Recently, the biggest side effects of the "Can I Make a Living Doing What I Love?" Experiment has been stress, exhaustion, and a generalized feeling of being stretched too thin. I narrowed the cause down to the fact that I was working most evenings. Before the Experiment, around 8pm every evening I collapsed onto the couch in front of the TV and next to my dear husband. I've long said these evenings were my favorite time of day, the recuperative reward at the finish line of a long day. But evenings are when the paid jobs are so those TV couch potato nights are gone now. And it's taking its toll.
This week is fairly typical. The evenings look like this:
Sunday - See my daughter playing Witch #2 in an immersive
|My Witchy Kid|
Monday - Couch time with my man!
Tuesday - Rehearsal for show next weekend.

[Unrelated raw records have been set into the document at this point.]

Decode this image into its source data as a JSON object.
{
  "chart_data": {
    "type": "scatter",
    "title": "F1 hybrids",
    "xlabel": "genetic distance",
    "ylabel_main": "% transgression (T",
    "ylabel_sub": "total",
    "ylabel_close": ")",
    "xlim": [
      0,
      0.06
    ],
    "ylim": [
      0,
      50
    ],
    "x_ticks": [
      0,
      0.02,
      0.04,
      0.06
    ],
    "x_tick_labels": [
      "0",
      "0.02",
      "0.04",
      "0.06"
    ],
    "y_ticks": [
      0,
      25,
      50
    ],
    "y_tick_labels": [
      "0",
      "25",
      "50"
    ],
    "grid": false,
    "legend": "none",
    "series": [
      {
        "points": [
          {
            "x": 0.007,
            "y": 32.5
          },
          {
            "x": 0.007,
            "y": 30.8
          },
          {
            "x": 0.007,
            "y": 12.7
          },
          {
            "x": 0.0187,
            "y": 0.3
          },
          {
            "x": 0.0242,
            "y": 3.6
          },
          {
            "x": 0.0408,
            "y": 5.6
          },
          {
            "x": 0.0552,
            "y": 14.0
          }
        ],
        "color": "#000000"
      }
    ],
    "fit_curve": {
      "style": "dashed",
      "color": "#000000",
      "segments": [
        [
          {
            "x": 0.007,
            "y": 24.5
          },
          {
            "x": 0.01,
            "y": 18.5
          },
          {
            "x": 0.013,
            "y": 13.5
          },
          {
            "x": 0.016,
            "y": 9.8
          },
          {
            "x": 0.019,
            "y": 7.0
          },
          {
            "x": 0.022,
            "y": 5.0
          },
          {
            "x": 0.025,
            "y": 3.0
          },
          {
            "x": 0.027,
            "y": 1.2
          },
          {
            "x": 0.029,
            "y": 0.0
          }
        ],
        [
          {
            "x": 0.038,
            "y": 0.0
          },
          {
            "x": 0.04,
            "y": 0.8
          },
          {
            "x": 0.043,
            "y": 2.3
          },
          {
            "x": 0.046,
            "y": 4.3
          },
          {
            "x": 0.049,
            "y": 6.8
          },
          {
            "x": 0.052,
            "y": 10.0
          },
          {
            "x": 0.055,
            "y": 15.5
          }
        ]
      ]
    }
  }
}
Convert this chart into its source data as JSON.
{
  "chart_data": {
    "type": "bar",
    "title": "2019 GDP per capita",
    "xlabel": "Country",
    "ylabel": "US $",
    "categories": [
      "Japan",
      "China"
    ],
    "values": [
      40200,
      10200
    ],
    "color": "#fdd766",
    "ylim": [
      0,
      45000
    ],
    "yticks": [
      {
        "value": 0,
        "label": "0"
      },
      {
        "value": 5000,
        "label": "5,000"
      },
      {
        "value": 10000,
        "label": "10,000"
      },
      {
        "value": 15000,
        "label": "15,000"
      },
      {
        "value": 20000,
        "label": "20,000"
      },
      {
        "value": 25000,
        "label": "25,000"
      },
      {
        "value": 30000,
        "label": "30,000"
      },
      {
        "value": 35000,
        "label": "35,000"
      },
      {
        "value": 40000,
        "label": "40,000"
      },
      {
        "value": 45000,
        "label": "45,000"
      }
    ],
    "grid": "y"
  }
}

Wednesday - Rehearsal for show this weekend.
Thursday - Teach improv.
Friday - Halloween celebration with a gal pal. (Normally, I would be teaching another improv class.)
Saturday - Perform in a show!
Sunday - Stay home at last. (Husband might be at a practice with his band though.)
Over the past week, I've been sitting with this issue of needing to restructure my rest and restorative time, hoping that a solution would arise. I've been asking, "How can I shift my feeling of relaxation from evenings on the couch to other experiences?" This is what I've come up with so far:
- I've started to take more advantage of the three mornings each week when I get to sleep in, letting go of the guilt of snoozing until 10am and enjoying a couple slow mornings each week. (The guilt part is a challenge.)
- Though I don't usually take weekend's off - a habit formed from working from home and in my "spare" time most of my adult life - I've started carving out some conscious relaxation time during the weekend. Sometimes that just looks like thirty minutes with a cup of tea and the New York Times on Sunday. Sometimes it looks like taking the rare nap. I'm trying to work up to crashing on the couch with an afternoon movie some day. (I know. I'm obnoxiously Type A.)
- I've started being more conscious about screen time at night. I've given up late night web surfing, instead rediscovering the joys of reading good fiction in bed before falling asleep (a habit that had fallen away when Facebook came into my life.)
- I'm trying to exercise and practice Alexander Technique more regularly. I fucking hate exercise, but I'm trying to be better about it. Again.
- I've learned to appreciate the evenings at home with my husband. Gratitude for small gifts!
- And coffee. I've started drinking coffee.